FAME gets troubled students back in the learning game

Yvonne Schultz with year 12 graduate Makayla (The Southern Cross)

A unique approach to educating young South Australians who have become disengaged with mainstream schooling is being expanded by Edmund Rice Education Australia. Source: The Southern Cross.

FAME Flexible Learning Centre has been working with disenfranchised young people since the mid-1990s and EREA is planning to find a suitable site in the Christies Downs area, 30 kilometres south of Adelaide, to create a permanent home for the school.
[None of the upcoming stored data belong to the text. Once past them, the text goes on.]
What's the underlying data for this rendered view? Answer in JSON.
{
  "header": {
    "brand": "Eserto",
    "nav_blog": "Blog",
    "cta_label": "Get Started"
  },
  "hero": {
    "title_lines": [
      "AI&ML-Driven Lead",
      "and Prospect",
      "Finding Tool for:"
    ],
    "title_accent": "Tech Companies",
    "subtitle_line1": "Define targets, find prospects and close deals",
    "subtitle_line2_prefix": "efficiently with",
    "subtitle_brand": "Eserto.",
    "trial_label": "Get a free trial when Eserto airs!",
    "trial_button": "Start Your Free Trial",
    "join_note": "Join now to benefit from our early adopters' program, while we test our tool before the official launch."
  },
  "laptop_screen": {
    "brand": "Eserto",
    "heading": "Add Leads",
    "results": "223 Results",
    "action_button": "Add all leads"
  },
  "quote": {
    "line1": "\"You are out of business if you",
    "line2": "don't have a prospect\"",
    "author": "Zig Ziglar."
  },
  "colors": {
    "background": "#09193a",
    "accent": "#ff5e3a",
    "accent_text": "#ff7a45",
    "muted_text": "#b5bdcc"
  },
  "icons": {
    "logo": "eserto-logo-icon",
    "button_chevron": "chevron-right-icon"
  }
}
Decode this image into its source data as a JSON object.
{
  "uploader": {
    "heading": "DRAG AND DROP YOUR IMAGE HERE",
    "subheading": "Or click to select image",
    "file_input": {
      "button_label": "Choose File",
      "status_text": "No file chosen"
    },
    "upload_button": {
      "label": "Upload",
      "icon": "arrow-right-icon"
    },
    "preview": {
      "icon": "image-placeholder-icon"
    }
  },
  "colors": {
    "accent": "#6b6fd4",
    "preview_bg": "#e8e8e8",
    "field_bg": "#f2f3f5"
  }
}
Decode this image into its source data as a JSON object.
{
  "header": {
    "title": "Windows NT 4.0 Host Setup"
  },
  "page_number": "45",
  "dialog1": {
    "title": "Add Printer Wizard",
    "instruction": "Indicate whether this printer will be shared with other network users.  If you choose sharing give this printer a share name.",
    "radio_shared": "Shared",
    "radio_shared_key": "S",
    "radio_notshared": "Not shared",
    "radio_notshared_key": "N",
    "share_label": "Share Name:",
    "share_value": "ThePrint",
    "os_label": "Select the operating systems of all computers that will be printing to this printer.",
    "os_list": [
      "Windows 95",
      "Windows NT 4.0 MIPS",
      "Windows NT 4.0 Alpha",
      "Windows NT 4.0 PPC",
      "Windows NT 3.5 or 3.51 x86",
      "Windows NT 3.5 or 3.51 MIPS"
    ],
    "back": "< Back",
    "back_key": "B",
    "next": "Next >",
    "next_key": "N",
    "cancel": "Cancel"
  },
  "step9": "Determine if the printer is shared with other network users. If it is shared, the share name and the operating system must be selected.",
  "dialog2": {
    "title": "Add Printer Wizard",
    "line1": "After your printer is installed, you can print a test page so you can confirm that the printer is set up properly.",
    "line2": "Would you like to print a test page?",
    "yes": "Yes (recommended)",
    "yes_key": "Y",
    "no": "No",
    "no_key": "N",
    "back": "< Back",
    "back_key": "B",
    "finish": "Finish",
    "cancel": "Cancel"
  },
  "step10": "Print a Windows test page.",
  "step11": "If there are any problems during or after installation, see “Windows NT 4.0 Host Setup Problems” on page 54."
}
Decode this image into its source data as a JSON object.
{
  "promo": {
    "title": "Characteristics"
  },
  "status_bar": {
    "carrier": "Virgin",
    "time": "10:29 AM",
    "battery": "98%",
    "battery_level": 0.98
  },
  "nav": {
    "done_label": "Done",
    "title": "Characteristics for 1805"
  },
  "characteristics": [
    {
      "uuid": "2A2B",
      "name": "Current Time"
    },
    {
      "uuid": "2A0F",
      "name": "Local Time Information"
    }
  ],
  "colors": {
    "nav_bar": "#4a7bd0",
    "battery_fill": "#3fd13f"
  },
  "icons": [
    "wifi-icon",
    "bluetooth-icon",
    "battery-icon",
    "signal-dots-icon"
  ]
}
EREA is also working with Catholic Education SA as part of the ‘Vision for the North’ and will be establishing a similar permanent school in the northern suburbs.

Classified as Special Assistance Schools, they continue the mission of Edmund Rice, founder of the Christian Brothers.

Gerard Keating, EREA Central West Network principal, said there were more than 20 flexible learning centres across Australia for young people who for many complex reasons are unable to be part of a mainstream school.

“These schools are vital and there is a growing need for them,” Mr Keating said. “There are more and more young people who are falling through the cracks of mainstream schooling for all sorts of reasons … their past engagement with education, their family circumstances and own personal circumstances.”

With almost a decade as head of campus, Yvonne Schultz said it was always wonderful to witness the transformation of “disengaged” students becoming engaged in the FAME way of learning.

“What surprises me is the resilience in the kids. That’s what keeps us going,” Ms Schultz said.

“We have young people who have not been at school for up to 18 months and others who have had lots of gaps in their schooling. They come here and we find in this environment they’re not frustrated, they’re not angry, they feel safe, they are not categorised."

As the name suggests, FAME (Flexible Accredited Meaningful Engagement) means the students can study at their own pace, with many choosing to complete year 12 over two years. VET programs are also offered.

After being “asked to leave” her previous school, Makayla, 19, said her family was “so proud” of her when she graduated from year 12 this year.

“I mucked up quite a lot when I first started here but Yvonne never gave up on me and I matured and got into work and stuck it out,” she said.